2. The mobile body assistance device according to claim 1, wherein

the plurality of scene graphs include:

a state scene graph defined by a primary node representing each of a plurality of objects included in the image, created based on a position of the mobile body, the image and map information, an edge representing an adjacency relationship between the plurality of objects, and a feature amount of the primary node according to a relative arrangement relationship with the object based on the mobile body and a space occupancy state of the object; and

a layout scene graph created by convoluting the state scene graph, the layout scene graph being defined by a secondary node representing each of primary node clusters configured by one or a plurality of the primary nodes and corresponding to each of the designated places, a plurality of surrounding spaces based on the designated place, area candidates in the plurality of surrounding spaces, and designated objects, an edge representing an adjacency relationship between object clusters configured by one or a plurality of the objects corresponding to the primary node cluster, and a feature amount of the secondary node defined according to a feature amount of the primary node cluster.

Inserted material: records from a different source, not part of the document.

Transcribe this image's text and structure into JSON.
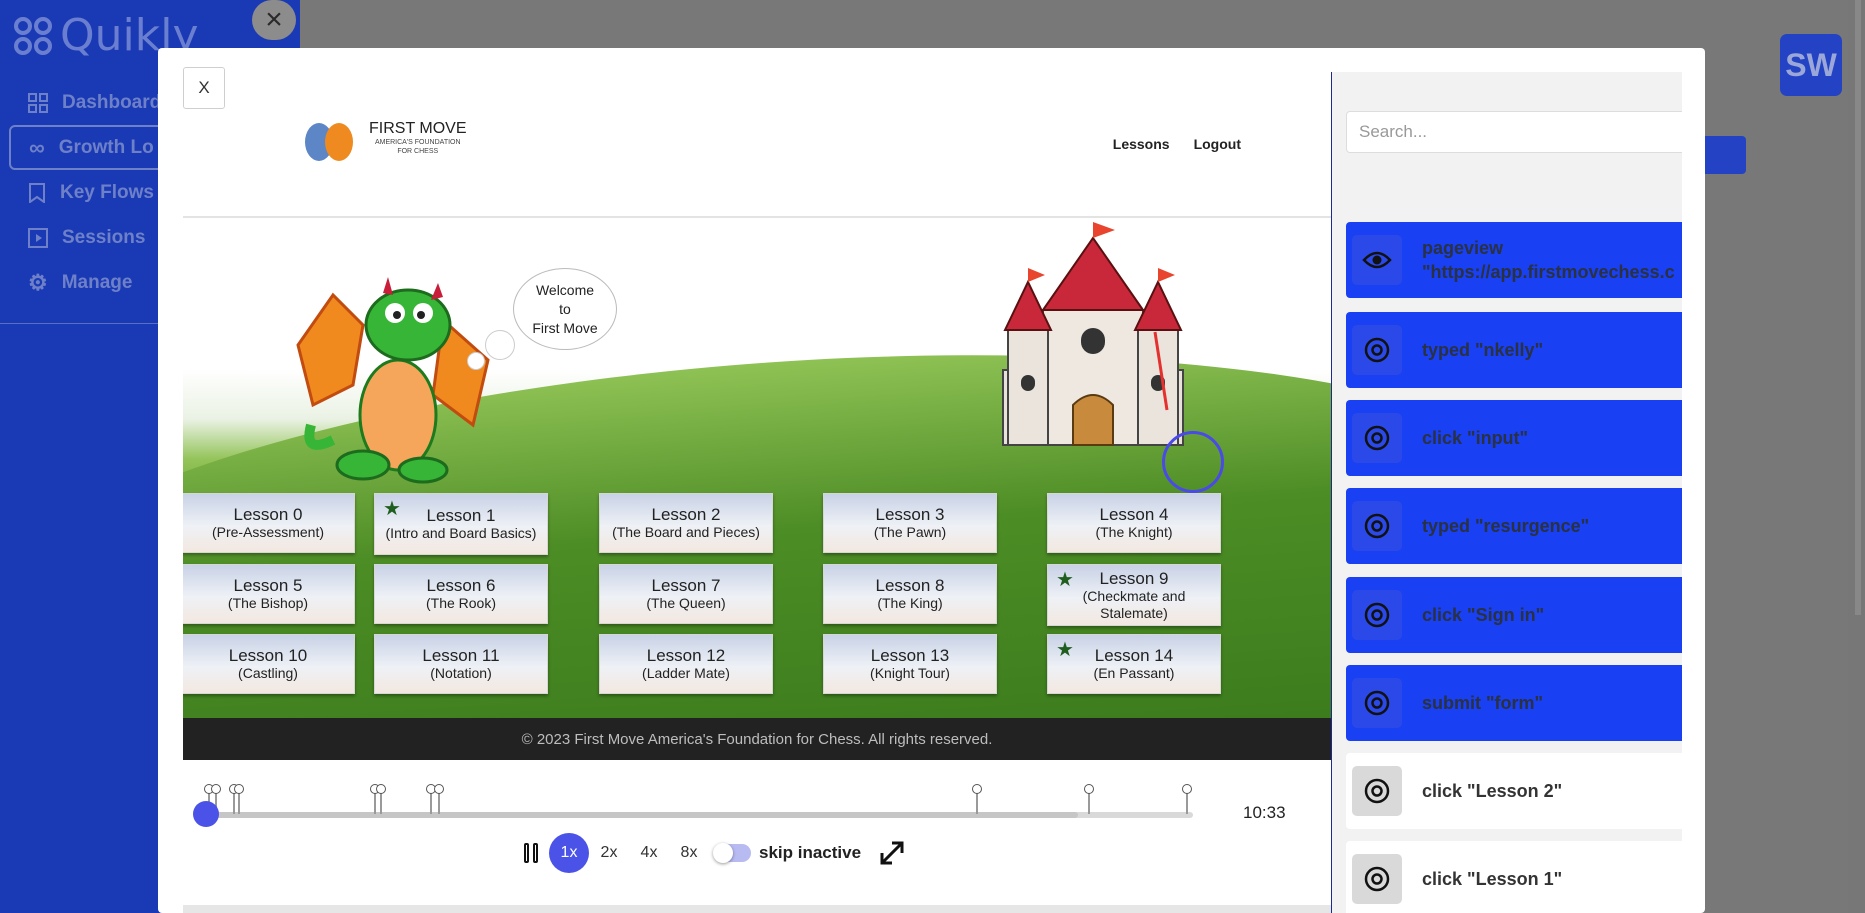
{
  "app": {
    "logo_text": "Quikly",
    "nav": [
      {
        "label": "Dashboard",
        "icon": "grid-icon"
      },
      {
        "label": "Growth Lo",
        "icon": "infinity-icon",
        "active": true
      },
      {
        "label": "Key Flows",
        "icon": "bookmark-icon"
      },
      {
        "label": "Sessions",
        "icon": "play-square-icon"
      },
      {
        "label": "Manage",
        "icon": "gear-icon"
      }
    ],
    "avatar": "SW",
    "top_close": "×"
  },
  "modal": {
    "close_label": "X"
  },
  "site": {
    "logo_title": "FIRST MOVE",
    "logo_sub_1": "AMERICA'S FOUNDATION",
    "logo_sub_2": "FOR CHESS",
    "nav": [
      "Lessons",
      "Logout"
    ],
    "bubble_1": "Welcome",
    "bubble_2": "to",
    "bubble_3": "First Move",
    "footer": "© 2023 First Move America's Foundation for Chess. All rights reserved.",
    "lessons": [
      {
        "name": "Lesson 0",
        "sub": "(Pre-Assessment)",
        "star": false
      },
      {
        "name": "Lesson 1",
        "sub": "(Intro and Board Basics)",
        "star": true
      },
      {
        "name": "Lesson 2",
        "sub": "(The Board and Pieces)",
        "star": false
      },
      {
        "name": "Lesson 3",
        "sub": "(The Pawn)",
        "star": false
      },
      {
        "name": "Lesson 4",
        "sub": "(The Knight)",
        "star": false
      },
      {
        "name": "Lesson 5",
        "sub": "(The Bishop)",
        "star": false
      },
      {
        "name": "Lesson 6",
        "sub": "(The Rook)",
        "star": false
      },
      {
        "name": "Lesson 7",
        "sub": "(The Queen)",
        "star": false
      },
      {
        "name": "Lesson 8",
        "sub": "(The King)",
        "star": false
      },
      {
        "name": "Lesson 9",
        "sub": "(Checkmate and Stalemate)",
        "star": true
      },
      {
        "name": "Lesson 10",
        "sub": "(Castling)",
        "star": false
      },
      {
        "name": "Lesson 11",
        "sub": "(Notation)",
        "star": false
      },
      {
        "name": "Lesson 12",
        "sub": "(Ladder Mate)",
        "star": false
      },
      {
        "name": "Lesson 13",
        "sub": "(Knight Tour)",
        "star": false
      },
      {
        "name": "Lesson 14",
        "sub": "(En Passant)",
        "star": true
      }
    ]
  },
  "player": {
    "total_time": "10:33",
    "progress": 0.02,
    "speeds": [
      "1x",
      "2x",
      "4x",
      "8x"
    ],
    "active_speed": "1x",
    "skip_label": "skip inactive",
    "skip_enabled": false
  },
  "panel": {
    "search_placeholder": "Search...",
    "events": [
      {
        "label": "pageview \"https://app.firstmovechess.c",
        "icon": "eye-icon",
        "highlighted": true
      },
      {
        "label": "typed \"nkelly\"",
        "icon": "target-icon",
        "highlighted": true
      },
      {
        "label": "click \"input\"",
        "icon": "target-icon",
        "highlighted": true
      },
      {
        "label": "typed \"resurgence\"",
        "icon": "target-icon",
        "highlighted": true
      },
      {
        "label": "click \"Sign in\"",
        "icon": "target-icon",
        "highlighted": true
      },
      {
        "label": "submit \"form\"",
        "icon": "target-icon",
        "highlighted": true
      },
      {
        "label": "click \"Lesson 2\"",
        "icon": "target-icon",
        "highlighted": false
      },
      {
        "label": "click \"Lesson 1\"",
        "icon": "target-icon",
        "highlighted": false
      }
    ]
  },
  "colors": {
    "sidebar": "#1a3ab5",
    "accent": "#4a52e8",
    "event_highlight": "#1940f2"
  }
}
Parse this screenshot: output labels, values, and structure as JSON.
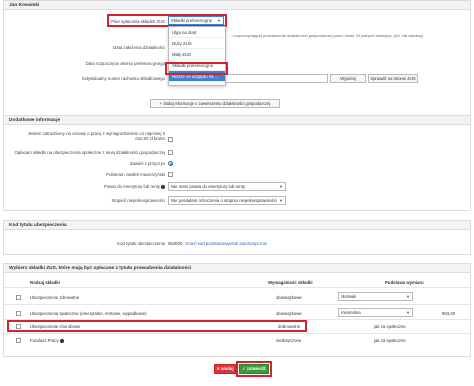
{
  "main_panel": {
    "title": "Jan Kowalski",
    "plan_label": "Plan opłacania składek ZUS",
    "plan_selected": "Składki preferencyjne",
    "plan_options": [
      "Ulga na start",
      "Duży ZUS",
      "Mały ZUS",
      "Składki preferencyjne",
      "Niższe ze względu na ..."
    ],
    "side_note": "...rozpoczynającej prowadzenie działalności gospodarczej przez okres 24 pełnych miesięcy. (Art. Na zakresy)",
    "date_start_label": "Data założenia działalności",
    "date_pref_label": "Data rozpoczęcia okresu preferencyjnego",
    "account_label": "Indywidualny numer rachunku składkowego",
    "wyjasnij_btn": "Wyjaśnij",
    "sprawdz_btn": "Sprawdź na stronie ZUS",
    "add_info_btn": "+ dodaj informacje o zawieszeniu działalności gospodarczej"
  },
  "extra_panel": {
    "title": "Dodatkowe informacje",
    "q1": "Jestem zatrudniony na umowę o pracę z wynagrodzeniem co najmniej 3 010,00 zł brutto",
    "q2": "Opłacam składki na ubezpieczenia społeczne z innej działalności gospodarczej",
    "q3": "Zawieś z przyczyn",
    "q4": "Pobieram zasiłek macierzyński",
    "pension_label": "Prawo do emerytury lub renty",
    "pension_value": "Nie mam prawa do emerytury lub renty",
    "disability_label": "Stopień niepełnosprawności",
    "disability_value": "Nie posiadam orzeczenia o stopniu niepełnosprawności"
  },
  "code_panel": {
    "title": "Kod tytułu ubezpieczenia",
    "row_label": "Kod tytułu ubezpieczenia",
    "code": "054000",
    "change_link": "zmień kod podstawowy",
    "auto_link": "ustal automatycznie"
  },
  "contrib_panel": {
    "title": "Wybierz składki ZUS, które mają być opłacane z tytułu prowadzenia działalności",
    "headers": [
      "Rodzaj składki",
      "Wymagalność składki",
      "Podstawa wymiaru"
    ],
    "rows": [
      {
        "name": "Ubezpieczenie zdrowotne",
        "status": "obowiązkowe",
        "base": "złotówki",
        "amount": ""
      },
      {
        "name": "Ubezpieczenia społeczne (emerytalne, rentowe, wypadkowe)",
        "status": "obowiązkowe",
        "base": "minimalna",
        "amount": "903,00"
      },
      {
        "name": "Ubezpieczenie chorobowe",
        "status": "dobrowolne",
        "base": "jak za społeczne",
        "amount": ""
      },
      {
        "name": "Fundusz Pracy",
        "status": "niedotyczone",
        "base": "jak za społeczne",
        "amount": ""
      }
    ]
  },
  "footer": {
    "cancel": "✕ anuluj",
    "save": "✓ zatwierdź"
  },
  "colors": {
    "highlight": "#d6222f",
    "accent": "#3f7fd4",
    "save_green": "#3c9a3c",
    "cancel_red": "#d9383a"
  }
}
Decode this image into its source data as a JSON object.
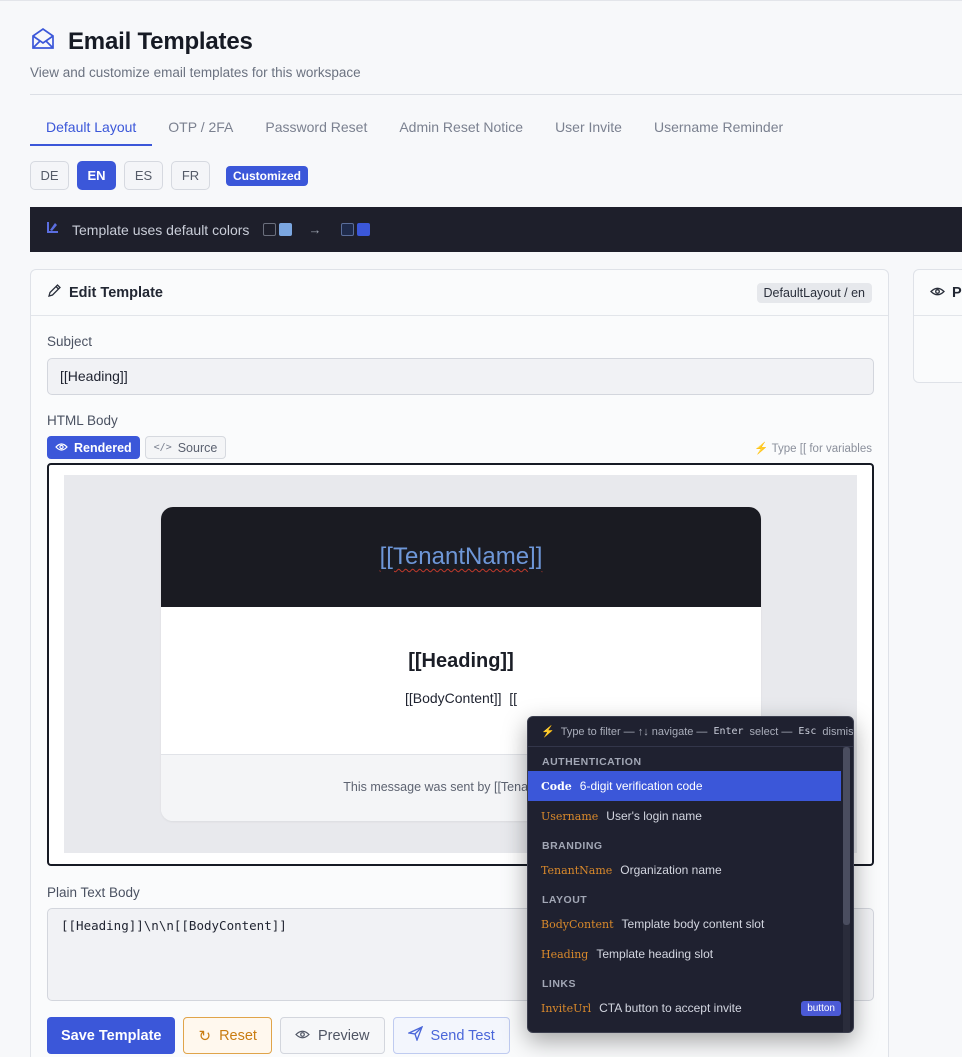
{
  "header": {
    "title": "Email Templates",
    "subtitle": "View and customize email templates for this workspace"
  },
  "tabs": [
    {
      "label": "Default Layout",
      "active": true
    },
    {
      "label": "OTP / 2FA",
      "active": false
    },
    {
      "label": "Password Reset",
      "active": false
    },
    {
      "label": "Admin Reset Notice",
      "active": false
    },
    {
      "label": "User Invite",
      "active": false
    },
    {
      "label": "Username Reminder",
      "active": false
    }
  ],
  "languages": [
    {
      "code": "DE",
      "active": false
    },
    {
      "code": "EN",
      "active": true
    },
    {
      "code": "ES",
      "active": false
    },
    {
      "code": "FR",
      "active": false
    }
  ],
  "customized_badge": "Customized",
  "color_notice": {
    "text": "Template uses default colors",
    "arrow": "→",
    "from_colors": [
      "#1e1f2b",
      "#7ba6e0"
    ],
    "to_colors": [
      "#1e2a4a",
      "#3b57d9"
    ]
  },
  "edit_card": {
    "title": "Edit Template",
    "path_badge": "DefaultLayout / en",
    "subject_label": "Subject",
    "subject_value": "[[Heading]]",
    "html_body_label": "HTML Body",
    "mode_rendered": "Rendered",
    "mode_source": "Source",
    "hint": "Type [[ for variables",
    "email_preview": {
      "header_text": "[[TenantName]]",
      "heading": "[[Heading]]",
      "body": "[[BodyContent]]  [[",
      "footer": "This message was sent by [[TenantName]]"
    },
    "plain_label": "Plain Text Body",
    "plain_value": "[[Heading]]\\n\\n[[BodyContent]]"
  },
  "actions": {
    "save": "Save Template",
    "reset": "Reset",
    "preview": "Preview",
    "send_test": "Send Test"
  },
  "preview_card": {
    "title": "Pr"
  },
  "autocomplete": {
    "hint_text": "Type to filter — ↑↓ navigate —",
    "enter_key": "Enter",
    "select_text": "select —",
    "esc_key": "Esc",
    "dismiss_text": "dismiss",
    "groups": [
      {
        "label": "AUTHENTICATION",
        "items": [
          {
            "key": "Code",
            "desc": "6-digit verification code",
            "selected": true
          },
          {
            "key": "Username",
            "desc": "User's login name",
            "selected": false
          }
        ]
      },
      {
        "label": "BRANDING",
        "items": [
          {
            "key": "TenantName",
            "desc": "Organization name",
            "selected": false
          }
        ]
      },
      {
        "label": "LAYOUT",
        "items": [
          {
            "key": "BodyContent",
            "desc": "Template body content slot",
            "selected": false
          },
          {
            "key": "Heading",
            "desc": "Template heading slot",
            "selected": false
          }
        ]
      },
      {
        "label": "LINKS",
        "items": [
          {
            "key": "InviteUrl",
            "desc": "CTA button to accept invite",
            "selected": false,
            "tag": "button"
          }
        ]
      }
    ]
  },
  "colors": {
    "accent": "#3b57d9",
    "dark_bar": "#1e1f2b",
    "popup_bg": "#1f2130",
    "reset_orange": "#c97d12"
  }
}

3. The mobile body assistance device according to claim 2, wherein

an instruction scene graph is included in the plurality of scene graphs, the instruction scene graph being created by convoluting the layout scene graph and defined by a tertiary node configured by one or a plurality of the secondary nodes and representing secondary node clusters corresponding to each of words related to the designated place, the designated space, and the designated state included in the instruction, an edge representing an adjacency relationship of the words, and a feature amount of the tertiary node determined according to a feature amount of the secondary node cluster.

4. The mobile body assistance device according to claim 1, wherein

one area candidate is output among a plurality of area candidates existing in a plurality of surrounding spaces based on the designated place by inputting the plurality of scene graphs to the trained model generated using a graph neural network defined so that weights propagate from top to bottom between nodes constituting an intermediate layer and weights propagate from bottom to top between the nodes.

5. The mobile body assistance device according to claim 4, wherein

one area candidate is output among a plurality of area candidates existing in a plurality of surrounding spaces based on the designated place by inputting the plurality of scene graphs to the trained model generated using the graph neural network defined so that weights propagate from a node constituting one intermediate layer to a node constituting another intermediate layer existing with one or a plurality of intermediate layers interposed therebetween.

6. The mobile body assistance device according to claim 1, wherein

the image is an image captured by an imaging device mounted on the mobile body.

7. The mobile body assistance device according to claim 1, wherein

the designated state of the mobile body includes a stop state of the mobile body.

8. A mobile body system comprising: the mobile body assistance device according to claim 1 for supporting a mobile body; and the mobile body.